Judges tend to think that everything should be resolved by the court, after all - they are paid to be there. Jurors tend to think that people should just sort things out without dragging innocent bystanders into a jury box.
Also, people with legal training are taught to think everything deserves compensation, and the only question is who to bill.
What does joe schmoe know about the nuances around patent law? There is a reason there are lawyers who specialize their entire practice just around patent law.
I think a system of appointed masters has its issues too. Theoretically, that is the PTOs role right?
The closest idea I've been able to think of is a modification to the jury system so that the base pool that jurors are randomly selected from consists of people with experience in that field. Essentially, the base pool is of persons of ordinary skill in the art. I have no idea how to practically implement that though.
Just curious--pretty much neutrally curious--do you feel the same way about medicine? Civil engineering?
"What does joe schmoe know about the nuances around prenatal genetic screening?"
"What does joe schmoe know about the nuances around suspension bridges?"
The numbers claimed in that Wikipedia article are wildly off. Here is a much better researched source: http://papers.ssrn.com/sol3/papers.cfm?abstract_id=1597919
Your source's analysis reflects the years 2000-2010, while the citation given for Wikipedia's article is based upon numbers provided to the New York Times for the years 1991-2006 (which included a nine-fold increase in the number of cases filed during the years 2002-2006).
Did the lawyers spend millions, or did they bill millions?
^^ The list of companies who settled with Eloas before the patent was ruled invalid.
A part of me wishes companies had a legal obligation to fight patent claims they believed to be invalid. Settling hurts us all.
Public corporations tend to go with option 2 even though they know 75% of it is bullshit. They have to list any outstanding lawsuits as liabilities every quarter. Investors ask lots of questions about these liabilities. Expenses are cheaper than liabilities so it's better to turn those liabilities into relatively, small expenses than potentially large liabilities.
Small private companies also go for option 2. Cheaper to pay them off than be billed $200/hour for a lawyer and the court fees.
Google, Amazon, Adobe, CDW Corp, JCPenney, Staples and Yahoo. 
Well done guys. Long live the fighters!
Heck, they were talking about basically shutting down the web or turning it into yet another "you have to pay big bucks to participate" medium of which we definitely have enough already.
Looks like the UC is not really so directly involved anymore; just taking it's cut from a patent it owns part of by virtue of the fact it owns part of its employees' inventions.
Amusingly, ViolaWWW, one of the pieces of prior art used by the defendants, was written by a Berkeley student.
Also, find out who has donated large amounts of money, cold call them too, and complain to them also.
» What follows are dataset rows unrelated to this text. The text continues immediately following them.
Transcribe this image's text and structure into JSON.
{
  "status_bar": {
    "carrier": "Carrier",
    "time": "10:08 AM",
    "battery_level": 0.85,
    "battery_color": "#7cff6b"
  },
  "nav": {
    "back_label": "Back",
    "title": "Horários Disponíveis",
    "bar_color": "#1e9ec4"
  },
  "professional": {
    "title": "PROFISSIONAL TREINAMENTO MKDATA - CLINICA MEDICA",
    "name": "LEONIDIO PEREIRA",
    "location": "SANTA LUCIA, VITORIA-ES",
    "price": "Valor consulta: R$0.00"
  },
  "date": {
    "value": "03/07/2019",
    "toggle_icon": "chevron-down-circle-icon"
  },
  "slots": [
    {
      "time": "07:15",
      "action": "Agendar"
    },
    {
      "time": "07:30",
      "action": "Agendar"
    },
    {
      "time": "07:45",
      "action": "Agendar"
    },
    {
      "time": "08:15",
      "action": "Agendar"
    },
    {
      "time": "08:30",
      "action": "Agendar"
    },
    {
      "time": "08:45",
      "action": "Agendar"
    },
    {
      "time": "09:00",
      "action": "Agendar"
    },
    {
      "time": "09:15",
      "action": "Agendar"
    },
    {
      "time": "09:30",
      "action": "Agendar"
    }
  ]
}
It is not in the jury's remit to "grasp the true ramifications of this claim". They have to judge it based solely on the merits of the case and the law being applied.
If Eolas had a valid case then they should be paid, even if it means problems with companies that are "too big to fail" and the rest of us.
When you're exposed to a field more (lots of cases kinda do that), you start to think more like a person in that field and suddenly previously non-obvious things are obvious!
2) Patent it.
4) Sue EVERYONE.
5) Now any juror on a case will have an opinion on IP law.